Add Proactive Threat Hunting

Proactive threat hunting deals with the risks of advanced persistent threat (APT) attacks from known bad actors, especially state-sponsored ones. This measure is part of the efforts needed to build robust systems that detect credential stuffing.

Educate Employees About the Risks of Weak Passwords

Teach users how to create a secure login credential. Training should help employees understand the importance of using strong passwords with an encrypted password manager.
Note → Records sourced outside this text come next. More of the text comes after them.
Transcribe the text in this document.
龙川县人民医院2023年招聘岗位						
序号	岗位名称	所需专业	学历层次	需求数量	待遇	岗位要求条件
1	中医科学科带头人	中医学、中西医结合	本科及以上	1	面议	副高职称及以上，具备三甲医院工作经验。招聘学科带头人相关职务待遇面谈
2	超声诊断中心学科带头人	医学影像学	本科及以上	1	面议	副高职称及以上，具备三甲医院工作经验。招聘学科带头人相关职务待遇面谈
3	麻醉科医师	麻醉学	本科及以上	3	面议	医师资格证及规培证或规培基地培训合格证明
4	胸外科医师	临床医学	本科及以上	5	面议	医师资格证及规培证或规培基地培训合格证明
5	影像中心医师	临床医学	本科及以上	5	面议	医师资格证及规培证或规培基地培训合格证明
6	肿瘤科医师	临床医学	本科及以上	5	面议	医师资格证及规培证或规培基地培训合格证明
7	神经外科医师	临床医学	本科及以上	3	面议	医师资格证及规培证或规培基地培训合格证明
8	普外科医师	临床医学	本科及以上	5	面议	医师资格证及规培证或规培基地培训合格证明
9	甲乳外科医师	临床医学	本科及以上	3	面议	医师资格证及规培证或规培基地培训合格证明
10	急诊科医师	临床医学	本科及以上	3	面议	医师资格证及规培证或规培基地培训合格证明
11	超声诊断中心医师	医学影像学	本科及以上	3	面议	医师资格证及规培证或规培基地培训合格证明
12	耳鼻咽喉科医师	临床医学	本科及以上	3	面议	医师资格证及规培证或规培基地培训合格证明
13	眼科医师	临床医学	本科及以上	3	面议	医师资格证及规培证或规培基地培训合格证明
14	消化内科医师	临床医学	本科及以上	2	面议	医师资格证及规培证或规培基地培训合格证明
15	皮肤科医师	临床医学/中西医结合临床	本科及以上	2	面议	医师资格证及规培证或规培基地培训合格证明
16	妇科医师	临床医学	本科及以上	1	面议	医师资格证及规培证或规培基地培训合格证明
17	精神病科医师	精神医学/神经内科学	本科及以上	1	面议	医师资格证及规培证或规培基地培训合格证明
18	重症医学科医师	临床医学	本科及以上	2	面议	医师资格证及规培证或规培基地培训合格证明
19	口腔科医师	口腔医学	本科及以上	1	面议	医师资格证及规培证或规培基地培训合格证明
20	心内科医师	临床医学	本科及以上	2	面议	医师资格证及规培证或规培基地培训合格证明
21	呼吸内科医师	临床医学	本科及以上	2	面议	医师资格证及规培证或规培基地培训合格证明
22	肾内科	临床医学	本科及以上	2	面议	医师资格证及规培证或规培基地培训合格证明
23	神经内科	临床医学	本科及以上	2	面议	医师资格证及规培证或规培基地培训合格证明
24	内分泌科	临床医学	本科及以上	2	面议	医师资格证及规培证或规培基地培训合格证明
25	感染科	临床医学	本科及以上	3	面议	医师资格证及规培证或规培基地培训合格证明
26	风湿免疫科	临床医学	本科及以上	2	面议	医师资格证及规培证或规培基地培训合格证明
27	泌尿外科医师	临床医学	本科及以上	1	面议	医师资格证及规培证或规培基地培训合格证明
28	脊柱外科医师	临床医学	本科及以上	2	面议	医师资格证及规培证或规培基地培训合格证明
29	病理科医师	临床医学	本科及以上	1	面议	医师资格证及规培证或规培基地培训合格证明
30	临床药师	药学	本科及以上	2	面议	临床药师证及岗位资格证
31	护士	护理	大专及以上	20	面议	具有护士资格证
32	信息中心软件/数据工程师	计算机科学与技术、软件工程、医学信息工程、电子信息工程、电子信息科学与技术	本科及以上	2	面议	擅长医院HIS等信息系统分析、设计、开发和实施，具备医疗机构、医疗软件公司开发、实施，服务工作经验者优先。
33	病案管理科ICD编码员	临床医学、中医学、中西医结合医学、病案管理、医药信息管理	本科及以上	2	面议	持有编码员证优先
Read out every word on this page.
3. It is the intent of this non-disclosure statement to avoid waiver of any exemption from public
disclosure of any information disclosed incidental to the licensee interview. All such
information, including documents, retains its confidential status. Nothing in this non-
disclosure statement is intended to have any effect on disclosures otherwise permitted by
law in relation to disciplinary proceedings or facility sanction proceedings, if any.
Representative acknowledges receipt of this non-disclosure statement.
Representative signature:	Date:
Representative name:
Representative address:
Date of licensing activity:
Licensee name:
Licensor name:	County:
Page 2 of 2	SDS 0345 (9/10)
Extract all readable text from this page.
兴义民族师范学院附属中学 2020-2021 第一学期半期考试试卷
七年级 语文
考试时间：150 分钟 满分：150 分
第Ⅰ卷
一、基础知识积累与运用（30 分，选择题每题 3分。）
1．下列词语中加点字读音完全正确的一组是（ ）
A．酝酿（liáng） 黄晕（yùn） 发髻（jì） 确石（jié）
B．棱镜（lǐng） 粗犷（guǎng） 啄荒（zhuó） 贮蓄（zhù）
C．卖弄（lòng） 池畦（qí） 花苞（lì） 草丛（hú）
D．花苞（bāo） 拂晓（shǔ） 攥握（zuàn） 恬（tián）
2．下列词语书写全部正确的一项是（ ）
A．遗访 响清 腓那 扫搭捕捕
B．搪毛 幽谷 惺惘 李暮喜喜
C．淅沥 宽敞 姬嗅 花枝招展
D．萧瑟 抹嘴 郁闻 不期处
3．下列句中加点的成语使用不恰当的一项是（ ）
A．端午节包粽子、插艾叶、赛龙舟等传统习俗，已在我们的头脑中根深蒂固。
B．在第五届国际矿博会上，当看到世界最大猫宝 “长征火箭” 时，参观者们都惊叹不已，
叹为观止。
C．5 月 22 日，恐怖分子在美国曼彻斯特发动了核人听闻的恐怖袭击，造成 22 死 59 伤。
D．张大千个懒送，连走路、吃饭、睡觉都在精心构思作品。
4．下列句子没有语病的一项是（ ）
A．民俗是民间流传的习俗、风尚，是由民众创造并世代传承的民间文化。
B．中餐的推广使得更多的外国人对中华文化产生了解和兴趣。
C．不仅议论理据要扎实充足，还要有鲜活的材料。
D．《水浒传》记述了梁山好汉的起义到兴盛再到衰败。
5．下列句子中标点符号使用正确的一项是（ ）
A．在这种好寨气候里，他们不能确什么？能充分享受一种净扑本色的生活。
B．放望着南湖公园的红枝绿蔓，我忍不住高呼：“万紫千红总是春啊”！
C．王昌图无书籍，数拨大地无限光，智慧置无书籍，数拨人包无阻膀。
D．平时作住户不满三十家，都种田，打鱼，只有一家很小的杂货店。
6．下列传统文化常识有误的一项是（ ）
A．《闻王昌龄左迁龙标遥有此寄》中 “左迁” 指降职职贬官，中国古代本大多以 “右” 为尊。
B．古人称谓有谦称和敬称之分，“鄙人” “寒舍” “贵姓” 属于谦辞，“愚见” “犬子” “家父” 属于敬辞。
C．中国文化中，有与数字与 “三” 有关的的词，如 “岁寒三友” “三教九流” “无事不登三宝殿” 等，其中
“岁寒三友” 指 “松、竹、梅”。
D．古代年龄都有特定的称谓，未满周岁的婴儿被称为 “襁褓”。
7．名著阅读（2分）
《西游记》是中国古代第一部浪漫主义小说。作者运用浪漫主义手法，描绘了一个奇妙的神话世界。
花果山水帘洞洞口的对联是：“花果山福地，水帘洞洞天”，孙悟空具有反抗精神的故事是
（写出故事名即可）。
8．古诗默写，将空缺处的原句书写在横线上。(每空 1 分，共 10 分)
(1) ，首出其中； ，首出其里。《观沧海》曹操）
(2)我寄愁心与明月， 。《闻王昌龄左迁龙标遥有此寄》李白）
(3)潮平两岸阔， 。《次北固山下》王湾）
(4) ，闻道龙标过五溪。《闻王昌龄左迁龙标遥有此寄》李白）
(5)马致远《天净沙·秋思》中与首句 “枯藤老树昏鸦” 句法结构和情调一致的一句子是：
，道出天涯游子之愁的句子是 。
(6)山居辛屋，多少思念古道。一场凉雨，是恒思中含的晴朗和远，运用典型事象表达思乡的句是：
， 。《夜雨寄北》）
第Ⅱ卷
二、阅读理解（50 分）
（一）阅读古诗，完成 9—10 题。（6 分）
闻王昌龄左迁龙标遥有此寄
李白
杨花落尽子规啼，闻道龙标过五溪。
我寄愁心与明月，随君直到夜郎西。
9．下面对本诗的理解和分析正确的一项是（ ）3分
They should use a unique, complex password for each login and never use this password on more than one system.

How Fortinet Can Help

The Fortinet Web Application Firewall (WAF) safeguards your assets from known and unknown threats through application protection, API protection, and bot mitigation. Other features include machine learning-based threat detection, Security Fabric integration, advanced visual analytics, and false-positive mitigation. Fortinet WAF throughputs are incredibly fast and secured by encryption when using hardware-based acceleration.


What is credential stuffing?

Credential stuffing is an automated cyberattack that inserts stolen usernames and passwords into the system's login fields to achieve an account takeover (ATO) for fraudulent misuse.

How to detect credential stuffing?

To detect credential stuffing, use proactive threat hunting and network monitoring tools to look for signs of malicious activity, such as multiple login attempts from an unauthorized IP address.

How to prevent credential stuffing?

To prevent credential stuffing, enable multi-factor authentication (MFA), require complex passwords, and educate employees about the danger of using weak passwords or using the same password on multiple systems.